Calculations with Significant Figures

• Addition/Subtraction:

  • Result should have the same number of decimal places as the least precise measurement.

  • E.g., 2.45 + 4.1 has 1 decimal place in result.

• Multiplication/Division:

  • Result should have the same number of significant figures as the least precise measurement.

• Counting Numbers:

  • Defined quantities (like 1 meter = 100 cm) have infinite significant figures.

Rounding Rules

• When Rounding:

  • If the first dropped digit is less than 5, do not change the number.

  • If it's 5 or more, round up.

• E.g. 5.37 rounds to 5.4; 5.34 rounds to 5.3.

Density Calculations

• Definition:

  • Density is mass per unit volume.

• Formula:

  • D = \frac{M}{V}

  • Units: g/cm³ or g/mL

• Example: If mass = 35g and volume = 7cm³,

  • D = \frac{35 g}{7 cm³} = 5 g/cm³

Dimensional Analysis

• Definition:

  • Approach used in solving chemistry problems, primarily for unit conversion.

• Conversion Factors:

  • Ratios representing equivalent quantities (e.g., 1 in = 2.54 cm).

• Procedure:

  • Use conversion factors to cancel initial units and establish desired units.

Units Raised to a Power

• When converting units raised to a power, ensure both the number and unit are raised.
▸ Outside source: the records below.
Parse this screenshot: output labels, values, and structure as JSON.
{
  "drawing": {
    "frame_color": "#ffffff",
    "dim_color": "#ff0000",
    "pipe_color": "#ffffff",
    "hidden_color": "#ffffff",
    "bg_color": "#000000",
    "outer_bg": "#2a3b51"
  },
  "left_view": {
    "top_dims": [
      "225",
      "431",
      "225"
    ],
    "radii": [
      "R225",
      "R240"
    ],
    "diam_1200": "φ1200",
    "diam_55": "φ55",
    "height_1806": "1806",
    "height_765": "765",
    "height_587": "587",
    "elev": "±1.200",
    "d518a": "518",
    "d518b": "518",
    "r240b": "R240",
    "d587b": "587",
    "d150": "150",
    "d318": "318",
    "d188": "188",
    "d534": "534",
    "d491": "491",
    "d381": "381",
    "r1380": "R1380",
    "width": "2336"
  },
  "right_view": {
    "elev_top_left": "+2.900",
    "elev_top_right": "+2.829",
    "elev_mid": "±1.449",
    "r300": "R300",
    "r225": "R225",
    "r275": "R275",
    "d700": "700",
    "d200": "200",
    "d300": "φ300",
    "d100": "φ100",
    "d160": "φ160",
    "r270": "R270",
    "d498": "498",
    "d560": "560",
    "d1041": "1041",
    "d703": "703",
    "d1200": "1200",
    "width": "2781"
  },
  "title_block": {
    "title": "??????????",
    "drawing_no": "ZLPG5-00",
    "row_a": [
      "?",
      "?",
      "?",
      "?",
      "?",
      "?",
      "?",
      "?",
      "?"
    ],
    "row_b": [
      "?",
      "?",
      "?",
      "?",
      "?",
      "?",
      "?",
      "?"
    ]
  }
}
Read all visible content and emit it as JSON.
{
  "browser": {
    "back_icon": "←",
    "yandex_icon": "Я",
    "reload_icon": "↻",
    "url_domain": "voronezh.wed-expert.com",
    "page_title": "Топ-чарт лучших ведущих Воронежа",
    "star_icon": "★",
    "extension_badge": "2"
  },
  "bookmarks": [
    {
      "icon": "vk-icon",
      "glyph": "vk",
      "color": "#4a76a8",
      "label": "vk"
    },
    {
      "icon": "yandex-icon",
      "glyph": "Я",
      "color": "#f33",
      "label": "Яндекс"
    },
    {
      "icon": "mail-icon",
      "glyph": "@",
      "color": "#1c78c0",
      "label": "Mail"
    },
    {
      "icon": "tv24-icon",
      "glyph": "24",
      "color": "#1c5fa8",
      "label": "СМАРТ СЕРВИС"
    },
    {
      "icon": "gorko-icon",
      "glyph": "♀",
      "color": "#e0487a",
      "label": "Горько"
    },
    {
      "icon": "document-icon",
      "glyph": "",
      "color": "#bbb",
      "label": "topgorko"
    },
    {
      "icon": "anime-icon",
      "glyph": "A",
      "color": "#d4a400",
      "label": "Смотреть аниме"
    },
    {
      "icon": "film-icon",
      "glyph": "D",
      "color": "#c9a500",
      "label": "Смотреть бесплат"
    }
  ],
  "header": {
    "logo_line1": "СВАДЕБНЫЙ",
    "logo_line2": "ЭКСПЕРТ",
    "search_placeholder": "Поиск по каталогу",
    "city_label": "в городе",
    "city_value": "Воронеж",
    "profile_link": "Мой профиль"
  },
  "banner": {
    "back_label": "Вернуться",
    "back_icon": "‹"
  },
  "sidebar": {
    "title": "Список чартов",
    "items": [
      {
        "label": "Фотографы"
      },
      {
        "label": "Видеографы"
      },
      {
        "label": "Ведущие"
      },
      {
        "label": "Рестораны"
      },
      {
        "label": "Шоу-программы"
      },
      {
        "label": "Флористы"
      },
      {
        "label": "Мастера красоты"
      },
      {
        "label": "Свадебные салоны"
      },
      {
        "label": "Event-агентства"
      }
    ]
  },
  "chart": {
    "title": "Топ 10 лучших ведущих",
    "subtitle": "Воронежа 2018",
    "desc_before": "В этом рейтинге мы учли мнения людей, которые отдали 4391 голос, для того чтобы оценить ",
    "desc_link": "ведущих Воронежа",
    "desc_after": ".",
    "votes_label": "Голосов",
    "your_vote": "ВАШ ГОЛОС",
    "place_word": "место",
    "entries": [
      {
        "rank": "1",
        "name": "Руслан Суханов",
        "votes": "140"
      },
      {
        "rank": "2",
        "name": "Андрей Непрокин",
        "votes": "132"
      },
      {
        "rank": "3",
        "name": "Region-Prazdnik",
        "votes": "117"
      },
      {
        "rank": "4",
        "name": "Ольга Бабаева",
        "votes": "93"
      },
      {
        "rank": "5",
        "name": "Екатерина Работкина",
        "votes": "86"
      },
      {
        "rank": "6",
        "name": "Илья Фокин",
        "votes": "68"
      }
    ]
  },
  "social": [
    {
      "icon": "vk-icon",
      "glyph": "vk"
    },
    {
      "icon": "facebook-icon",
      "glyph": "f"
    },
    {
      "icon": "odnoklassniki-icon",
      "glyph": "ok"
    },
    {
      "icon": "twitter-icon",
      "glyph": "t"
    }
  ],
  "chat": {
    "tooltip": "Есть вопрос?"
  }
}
• E.g. converting cm³ to m³, involve the factor:

  • 1 m³ = 1,000,000 cm³

Precision vs. Accuracy

• Precision:

  • Reflects reproducibility of measurements (agreement between values).

• Accuracy:

  • Closeness of a measurement to the true value.

• Metrics:

  • Precision can be expressed using range or standard deviation; accuracy often considered as error in measurement.